The Pledge of Allegiance was inspired not by the Almighty on high, but by the truly American pursuit of the Almighty Dollar. So please spare us all the bleating about how the pledge represents America's best heritages and traditions and "what we are about as a country." We don't want to be reminded of that anymore and feel even more shame over it.
In fact, let's rewrite the pledge, a perfectly acceptable action when it comes to advertising copy, to read more accurately: "I pledge allegiance to the private enterprises of the United States of America, and the Profit Motive for which they stand, one avarice, under Bill Gates and Rupert Murdoch, tax-deductible, with liberty and justice for all who can pay the interest rates."
Long may it wave -- and sell goods and services.

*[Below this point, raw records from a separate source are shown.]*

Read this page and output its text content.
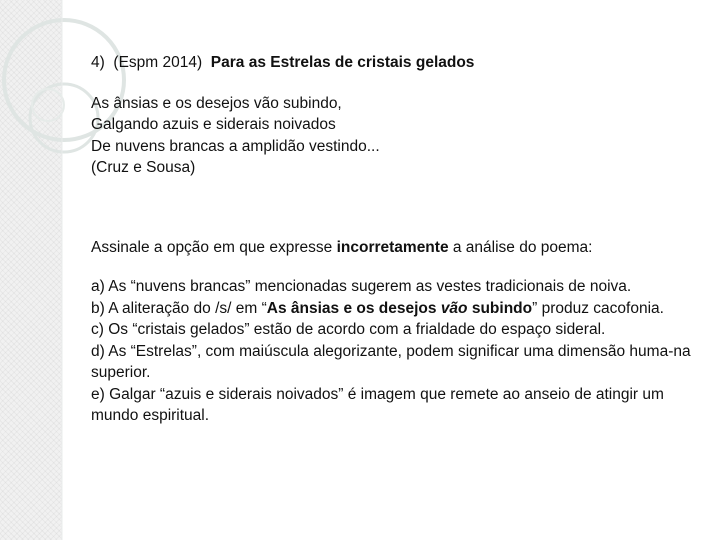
4) (Espm 2014) Para as Estrelas de cristais gelados
As ânsias e os desejos vão subindo,
Galgando azuis e siderais noivados
De nuvens brancas a amplidão vestindo...
(Cruz e Sousa)
Assinale a opção em que expresse incorretamente a análise do poema:
a) As “nuvens brancas” mencionadas sugerem as vestes tradicionais de noiva.
b) A aliteração do /s/ em “As ânsias e os desejos vão subindo” produz cacofonia.
c) Os “cristais gelados” estão de acordo com a frialdade do espaço sideral.
d) As “Estrelas”, com maiúscula alegorizante, podem significar uma dimensão huma-na superior.
e) Galgar “azuis e siderais noivados” é imagem que remete ao anseio de atingir um mundo espiritual.
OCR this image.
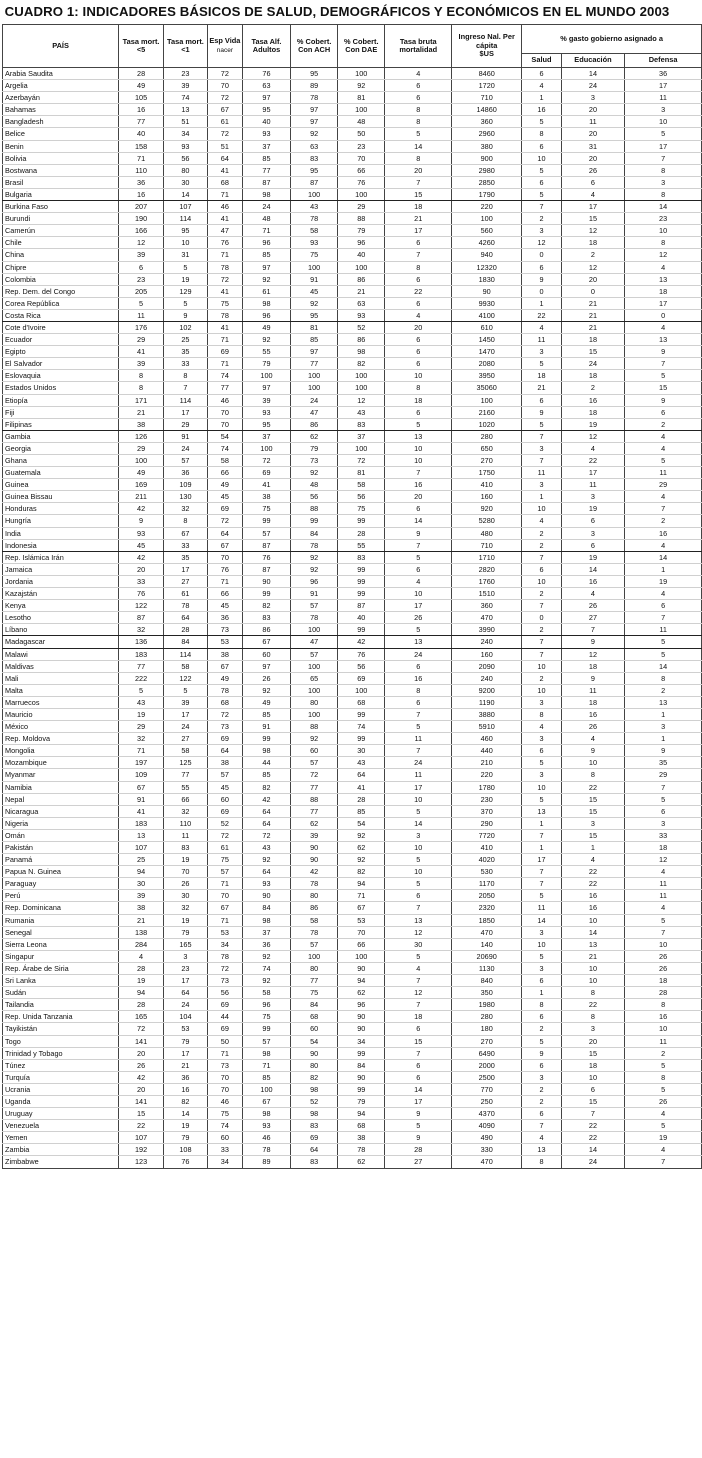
CUADRO 1: INDICADORES BÁSICOS DE SALUD, DEMOGRÁFICOS Y ECONÓMICOS EN EL MUNDO 2003
PAÍS	Tasa mort.<5	Tasa mort.<1	Esp Vida
nacer	Tasa Alf. Adultos	% Cobert. Con ACH	% Cobert. Con DAE	Tasa bruta mortalidad	Ingreso Nal. Per cápita
$US	% gasto gobierno asignado a		
									Salud	Educación	Defensa
Arabia Saudita	28	23	72	76	95	100	4	8460	6	14	36
Argelia	49	39	70	63	89	92	6	1720	4	24	17
Azerbayán	105	74	72	97	78	81	6	710	1	3	11
Bahamas	16	13	67	95	97	100	8	14860	16	20	3
Bangladesh	77	51	61	40	97	48	8	360	5	11	10
Belice	40	34	72	93	92	50	5	2960	8	20	5
Benin	158	93	51	37	63	23	14	380	6	31	17
Bolivia	71	56	64	85	83	70	8	900	10	20	7
Bostwana	110	80	41	77	95	66	20	2980	5	26	8
Brasil	36	30	68	87	87	76	7	2850	6	6	3
Bulgaria	16	14	71	98	100	100	15	1790	5	4	8
Burkina Faso	207	107	46	24	43	29	18	220	7	17	14
Burundi	190	114	41	48	78	88	21	100	2	15	23
Camerún	166	95	47	71	58	79	17	560	3	12	10
Chile	12	10	76	96	93	96	6	4260	12	18	8
China	39	31	71	85	75	40	7	940	0	2	12
Chipre	6	5	78	97	100	100	8	12320	6	12	4
Colombia	23	19	72	92	91	86	6	1830	9	20	13
Rep. Dem. del Congo	205	129	41	61	45	21	22	90	0	0	18
Corea República	5	5	75	98	92	63	6	9930	1	21	17
Costa Rica	11	9	78	96	95	93	4	4100	22	21	0
Cote d'Ivoire	176	102	41	49	81	52	20	610	4	21	4
Ecuador	29	25	71	92	85	86	6	1450	11	18	13
Egipto	41	35	69	55	97	98	6	1470	3	15	9
El Salvador	39	33	71	79	77	82	6	2080	5	24	7
Eslovaquia	8	8	74	100	100	100	10	3950	18	18	5
Estados Unidos	8	7	77	97	100	100	8	35060	21	2	15
Etiopía	171	114	46	39	24	12	18	100	6	16	9
Fiji	21	17	70	93	47	43	6	2160	9	18	6
Filipinas	38	29	70	95	86	83	5	1020	5	19	2
Gambia	126	91	54	37	62	37	13	280	7	12	4
Georgia	29	24	74	100	79	100	10	650	3	4	4
Ghana	100	57	58	72	73	72	10	270	7	22	5
Guatemala	49	36	66	69	92	81	7	1750	11	17	11
Guinea	169	109	49	41	48	58	16	410	3	11	29
Guinea Bissau	211	130	45	38	56	56	20	160	1	3	4
Honduras	42	32	69	75	88	75	6	920	10	19	7
Hungría	9	8	72	99	99	99	14	5280	4	6	2
India	93	67	64	57	84	28	9	480	2	3	16
Indonesia	45	33	67	87	78	55	7	710	2	6	4
Rep. Islámica Irán	42	35	70	76	92	83	5	1710	7	19	14
Jamaica	20	17	76	87	92	99	6	2820	6	14	1
Jordania	33	27	71	90	96	99	4	1760	10	16	19
Kazajstán	76	61	66	99	91	99	10	1510	2	4	4
Kenya	122	78	45	82	57	87	17	360	7	26	6
Lesotho	87	64	36	83	78	40	26	470	0	27	7
Líbano	32	28	73	86	100	99	5	3990	2	7	11
Madagascar	136	84	53	67	47	42	13	240	7	9	5
Malawi	183	114	38	60	57	76	24	160	7	12	5
Maldivas	77	58	67	97	100	56	6	2090	10	18	14
Mali	222	122	49	26	65	69	16	240	2	9	8
Malta	5	5	78	92	100	100	8	9200	10	11	2
Marruecos	43	39	68	49	80	68	6	1190	3	18	13
Mauricio	19	17	72	85	100	99	7	3880	8	16	1
México	29	24	73	91	88	74	5	5910	4	26	3
Rep. Moldova	32	27	69	99	92	99	11	460	3	4	1
Mongolia	71	58	64	98	60	30	7	440	6	9	9
Mozambique	197	125	38	44	57	43	24	210	5	10	35
Myanmar	109	77	57	85	72	64	11	220	3	8	29
Namibia	67	55	45	82	77	41	17	1780	10	22	7
Nepal	91	66	60	42	88	28	10	230	5	15	5
Nicaragua	41	32	69	64	77	85	5	370	13	15	6
Nigeria	183	110	52	64	62	54	14	290	1	3	3
Omán	13	11	72	72	39	92	3	7720	7	15	33
Pakistán	107	83	61	43	90	62	10	410	1	1	18
Panamá	25	19	75	92	90	92	5	4020	17	4	12
Papua N. Guinea	94	70	57	64	42	82	10	530	7	22	4
Paraguay	30	26	71	93	78	94	5	1170	7	22	11
Perú	39	30	70	90	80	71	6	2050	5	16	11
Rep. Dominicana	38	32	67	84	86	67	7	2320	11	16	4
Rumania	21	19	71	98	58	53	13	1850	14	10	5
Senegal	138	79	53	37	78	70	12	470	3	14	7
Sierra Leona	284	165	34	36	57	66	30	140	10	13	10
Singapur	4	3	78	92	100	100	5	20690	5	21	26
Rep. Árabe de Siria	28	23	72	74	80	90	4	1130	3	10	26
Sri Lanka	19	17	73	92	77	94	7	840	6	10	18
Sudán	94	64	56	58	75	62	12	350	1	8	28
Tailandia	28	24	69	96	84	96	7	1980	8	22	8
Rep. Unida Tanzania	165	104	44	75	68	90	18	280	6	8	16
Tayikistán	72	53	69	99	60	90	6	180	2	3	10
Togo	141	79	50	57	54	34	15	270	5	20	11
Trinidad y Tobago	20	17	71	98	90	99	7	6490	9	15	2
Túnez	26	21	73	71	80	84	6	2000	6	18	5
Turquía	42	36	70	85	82	90	6	2500	3	10	8
Ucrania	20	16	70	100	98	99	14	770	2	6	5
Uganda	141	82	46	67	52	79	17	250	2	15	26
Uruguay	15	14	75	98	98	94	9	4370	6	7	4
Venezuela	22	19	74	93	83	68	5	4090	7	22	5
Yemen	107	79	60	46	69	38	9	490	4	22	19
Zambia	192	108	33	78	64	78	28	330	13	14	4
Zimbabwe	123	76	34	89	83	62	27	470	8	24	7
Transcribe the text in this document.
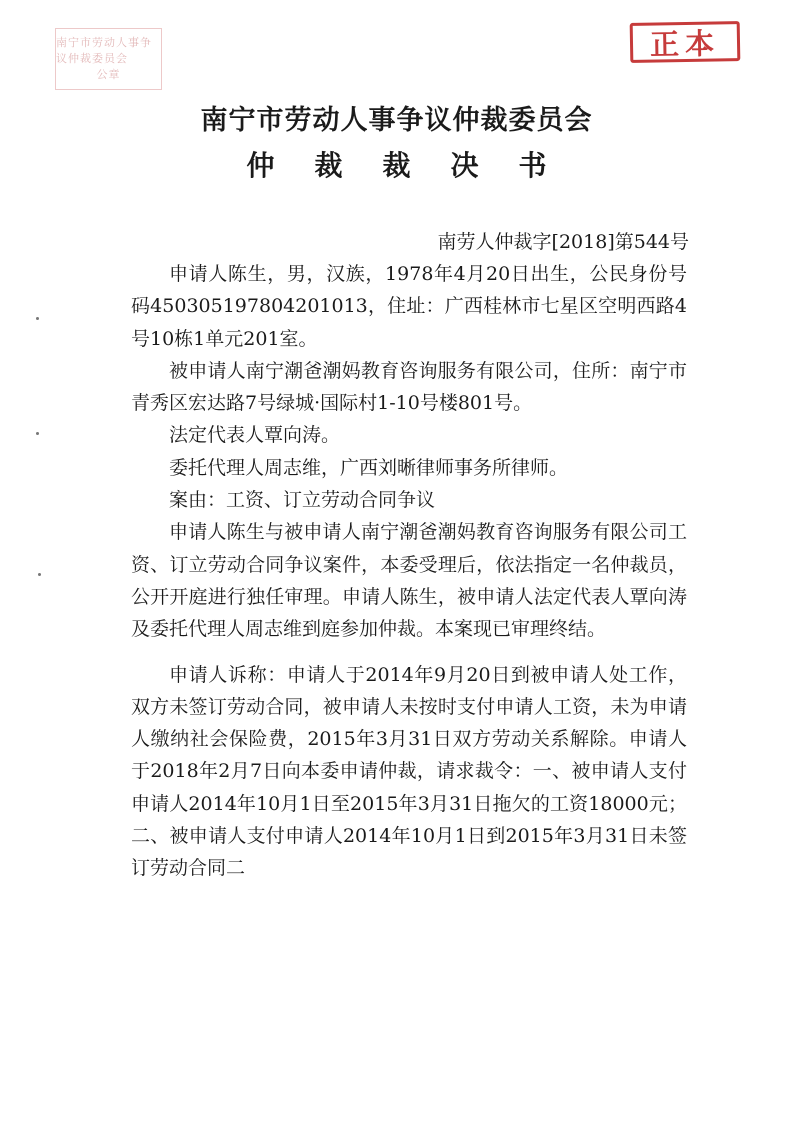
南宁市劳动人事争议仲裁委员会
公章
正本
南宁市劳动人事争议仲裁委员会
仲裁裁决书
南劳人仲裁字[2018]第544号

申请人陈生，男，汉族，1978年4月20日出生，公民身份号码450305197804201013，住址：广西桂林市七星区空明西路4号10栋1单元201室。

被申请人南宁潮爸潮妈教育咨询服务有限公司，住所：南宁市青秀区宏达路7号绿城·国际村1-10号楼801号。

法定代表人覃向涛。

委托代理人周志维，广西刘晰律师事务所律师。

案由：工资、订立劳动合同争议

申请人陈生与被申请人南宁潮爸潮妈教育咨询服务有限公司工资、订立劳动合同争议案件，本委受理后，依法指定一名仲裁员，公开开庭进行独任审理。申请人陈生，被申请人法定代表人覃向涛及委托代理人周志维到庭参加仲裁。本案现已审理终结。

申请人诉称：申请人于2014年9月20日到被申请人处工作，双方未签订劳动合同，被申请人未按时支付申请人工资，未为申请人缴纳社会保险费，2015年3月31日双方劳动关系解除。申请人于2018年2月7日向本委申请仲裁，请求裁令：一、被申请人支付申请人2014年10月1日至2015年3月31日拖欠的工资18000元；二、被申请人支付申请人2014年10月1日到2015年3月31日未签订劳动合同二
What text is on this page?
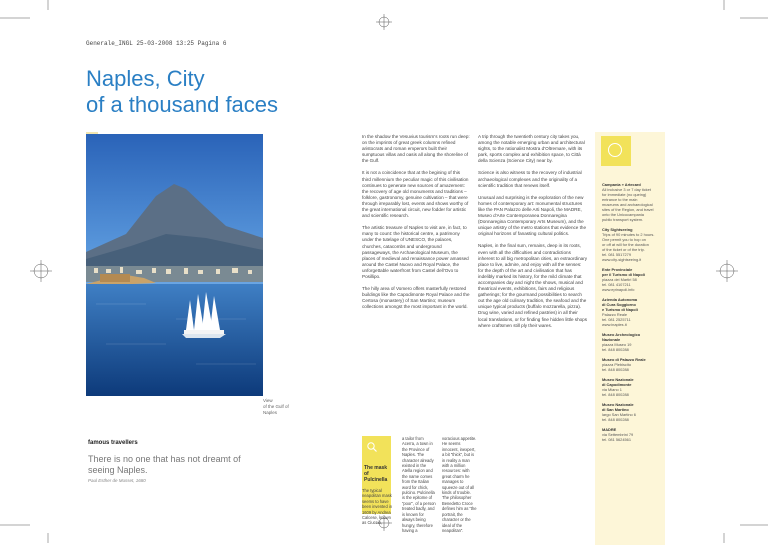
Generale_INGL 25-03-2008 13:25 Pagina 6
Naples, City
of a thousand faces
View
of the Gulf of Naples

In the shadow the Vesuvius tourism’s roots run deep: on the imprints of great greek columns refined aristocrats and roman emperors built their sumptuous villas and oasis all along the shoreline of the Gulf.

It is not a coincidence that at the begining of this third millennium the peculiar magic of this civilisation continues to generate new sources of amazement: the recovery of age old monuments and traditions – folklore, gastronomy, genuine cultivation – that were through irreparably lost, events and shows worthy of the great international circuit, new fodder for artistic and scientific research.

The artistic treasure of Naples to visit are, in fact, to many to count: the historical centre, a patrimony under the tutelage of UNESCO, the palaces, churches, catacombs and underground passageways, the Archaeological Museum, the places of medieval and renaissance power amassed around the Castel Nuovo and Royal Palace, the unforgettable waterfront from Castel dell’Ovo to Posillipo.

The hilly area of Vomero offers masterfully restored buildings like the Capodimonte Royal Palace and the Certosa (monastery) of San Martino; museum collections amongst the most important in the world.

A trip through the twentieth century city takes you, among the notable emerging urban and architectural sights, to the rationalist Mostra d’Oltremare, with its park, sports complex and exhibition space, to Città della Scienza (Science City) near by.

Science is also witness to the recovery of industrial archaeological complexes and the originality of a scientific tradition that renews itself.

Unusual and surprising is the exploration of the new homes of contemporary art: monumental structures like the PAN Palazzo delle Arti Napoli, the MADRE, Museo d’Arte Contemporanea Donnaregina (Donnaregina Contemporary Arts Museum), and the unique artistry of the metro stations that evidence the original horizons of fanasting cultural politics.

Naples, in the final sum, remains, deep in its roots, even with all the difficulties and contradictions inherent to all big metropolitan cities, an extraordinary place to live, admire, and enjoy with all the senses: for the depth of the art and civilisation that has indelibly marked its history, for the mild climate that accompanies day and night the shows, musical and theatrical events, exhibitions, fairs and religious gatherings; for the gourmand possibilities to search out the age old culinary tradition, the seafood and the unique typical products (buffalo mozzarella, pizza). Drug wine, varied and refined pastries) in all their local translations, or for finding fine hidden little shops where craftsmen still ply their wares.

Campania » Artecard
All inclusive 3 or 7 day ticket
for immediate (no queing)
entrance to the main
museums and archaeological
sites of the Region, and travel
onto the Unicocampania
public transport system.
City Sightseeing
Trips of 90 minutes to 2 hours.
One permit you to hop on
or off at will for the duration
of the ticket or of the trip.
tel. 081 5517279
www.city-sightseeing.it
Ente Provinciale
per il Turismo di Napoli
piazza dei Martiri 58
tel. 081 4107211
www.eptnapoli.info
Azienda Autonoma
di Cura Soggiorno
e Turismo di Napoli
Palazzo Reale
tel. 081 2525711
www.inaples.it
Museo Archeologico
Nazionale
piazza Museo 19
tel. 848 800288
Museo di Palazzo Reale
piazza Plebiscito
tel. 848 800288
Museo Nazionale
di Capodimonte
via Miano 1
tel. 848 800288
Museo Nazionale
di San Martino
largo San Martino 6
tel. 848 800288
MADRE
via Settembrini 79
tel. 081 5624561
famous travellers
There is no one that has not dreamt of seeing Naples.
Paul Esther de Musset, 1680
The mask
of Pulcinella
The typical neapolitan mask seems to have been invented in 1609 by Andrea Calcese, known as Ciuccio,
a tailor from Acerra, a town in the Province of Naples. The character already existed in the Atella region and the name comes from the Italian word for chick, pulcino. Pulcinella is the epitome of “poor”, of a person treated badly, and is known for always being hungry, therefore having a
voracious appetite. He seems innocent, inexpert, a bit “thick”, but is in reality a man with a million resources: with great charm he manages to squeeze out of all kinds of trouble. The philosopher Benedetto Croce defines him as “the portrait, the character or the ideal of the neapolitan”.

And ponder where we'd be if the editors of a kids' magazine back in 1892 had decided it would have been a better Columbus Day promotion to have everyone take their American flags down to the courthouse squares of the land and set them on fire in celebration of our heritage and tradition. Some enterprising souls would have found a way to make some hay that day, selling boxes of matches. That's the American way I'm talking about.